Statue

By Phillip Addis

One of Shakespeare’s most quoted lines is uttered by Dick the Butcher in “Henry VI.” Dick was describing his idea of a perfect utopia: a world with no lawyers. In Dick the Butcher’s opinion, lawyers are a bunch of parchment pushers, preying on the common man, and the world would be better off without them. Nearly four centuries later, many people still agree with Dick the Butcher.

For most people, their opinion of lawyers and the law is shaped by TV shows: “Perry Mason,” who could make the guilty break down on the witness stand; “Suits,” where Mike Ross wins every case despite his lack of a law degree; or “L.A. Law,” where attorney Arnie Becker has sex with all of his female clients.

Then, of course, there are the class action lawsuits providing fodder for late-night television: “Subway Sued Because 12-inch Sub measured 11 Inches,” “Starbucks Sued for Not Enough Foam in Its Latte,” “McDonald’s Sued for Serving Hot Coffee,” and “Starbucks Sued for TOO Much Foam in Its Latte.”

Between the media and, yes, lawyers being lawyers, it is not surprising attorneys are the third most-hated profession in America, surpassed by only car salesman and members of Congress. (Admittedly, more than a third of Congress members have a law degree.) The profession also represents one of the highest suicide rates in any field. Big-city law firms have actually started to lay off lawyers and close their doors, unheard of 15 years ago.

Why do we not listen to Dick the Butcher and kill all the lawyers?

Lawyers have been around since the time of Roman Emperor Claudius (A.D. 54), who legalized the original profession of law. In A.D. 54, fees for legal work (advocacy) were capped at 10,000 sestertii ($15,500). Probably not a bad living in the Roman Empire.

Lawyers—such as John Quincy Adams, Thomas Jefferson and Alexander Hamilton—have helped shape America. They have participated in every major change in our society, from women’s suffrage to the civil rights movement to legalizing gay marriage. Despite all of this, many people enjoy visiting a lawyer as much as getting a root canal.

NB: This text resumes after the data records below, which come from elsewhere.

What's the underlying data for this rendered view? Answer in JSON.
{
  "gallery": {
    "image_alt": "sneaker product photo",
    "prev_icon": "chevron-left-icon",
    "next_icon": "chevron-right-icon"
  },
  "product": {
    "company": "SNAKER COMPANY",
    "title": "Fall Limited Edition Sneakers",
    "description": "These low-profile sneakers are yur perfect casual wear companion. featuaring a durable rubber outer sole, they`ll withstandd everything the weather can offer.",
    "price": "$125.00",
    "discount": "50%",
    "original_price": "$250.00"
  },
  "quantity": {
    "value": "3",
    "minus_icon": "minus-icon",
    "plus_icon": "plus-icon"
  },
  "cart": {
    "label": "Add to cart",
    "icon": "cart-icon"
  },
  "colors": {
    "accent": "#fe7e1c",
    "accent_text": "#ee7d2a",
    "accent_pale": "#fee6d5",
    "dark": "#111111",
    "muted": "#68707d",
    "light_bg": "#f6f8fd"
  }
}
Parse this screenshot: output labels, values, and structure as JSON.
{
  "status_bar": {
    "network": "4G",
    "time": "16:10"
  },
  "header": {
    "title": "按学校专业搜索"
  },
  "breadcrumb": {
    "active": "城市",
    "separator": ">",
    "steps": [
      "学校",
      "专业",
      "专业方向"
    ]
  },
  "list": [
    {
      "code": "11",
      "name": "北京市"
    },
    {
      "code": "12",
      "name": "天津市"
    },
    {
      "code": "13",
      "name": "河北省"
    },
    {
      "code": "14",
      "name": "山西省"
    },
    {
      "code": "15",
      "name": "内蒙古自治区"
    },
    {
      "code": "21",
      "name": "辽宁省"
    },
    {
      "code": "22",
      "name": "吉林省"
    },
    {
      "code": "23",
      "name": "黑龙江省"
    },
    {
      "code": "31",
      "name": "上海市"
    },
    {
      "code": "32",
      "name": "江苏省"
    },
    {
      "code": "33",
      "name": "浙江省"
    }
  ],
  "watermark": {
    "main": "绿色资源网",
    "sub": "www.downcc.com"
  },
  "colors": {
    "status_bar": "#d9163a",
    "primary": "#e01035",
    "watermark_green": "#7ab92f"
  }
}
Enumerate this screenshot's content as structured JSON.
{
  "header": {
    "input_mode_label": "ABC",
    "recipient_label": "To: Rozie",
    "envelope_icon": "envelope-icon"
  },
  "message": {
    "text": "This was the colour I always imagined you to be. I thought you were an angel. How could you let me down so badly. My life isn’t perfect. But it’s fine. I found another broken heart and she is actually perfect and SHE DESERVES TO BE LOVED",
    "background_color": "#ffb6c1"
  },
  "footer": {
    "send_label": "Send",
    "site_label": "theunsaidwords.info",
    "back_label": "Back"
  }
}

Why do we not listen to Dick the Butcher and kill all the lawyers?

There are happy occasions to see a lawyer: starting a business, buying a home or adopting a child. Most of the time, though, you see a lawyer because something bad has happened: a criminal charge, an injury or a lawsuit. Perhaps a dispute, a divorce or a death.

When good or bad things happen and you need a lawyer, you will be glad to know we are here to help you through those times. The lawyer’s job, in its simplest terms, is to listen to you, advise you and, in the end, help you.

Why do we not listen to Dick the Butcher and kill all the lawyers? Because, if we did, who would be there to defend you?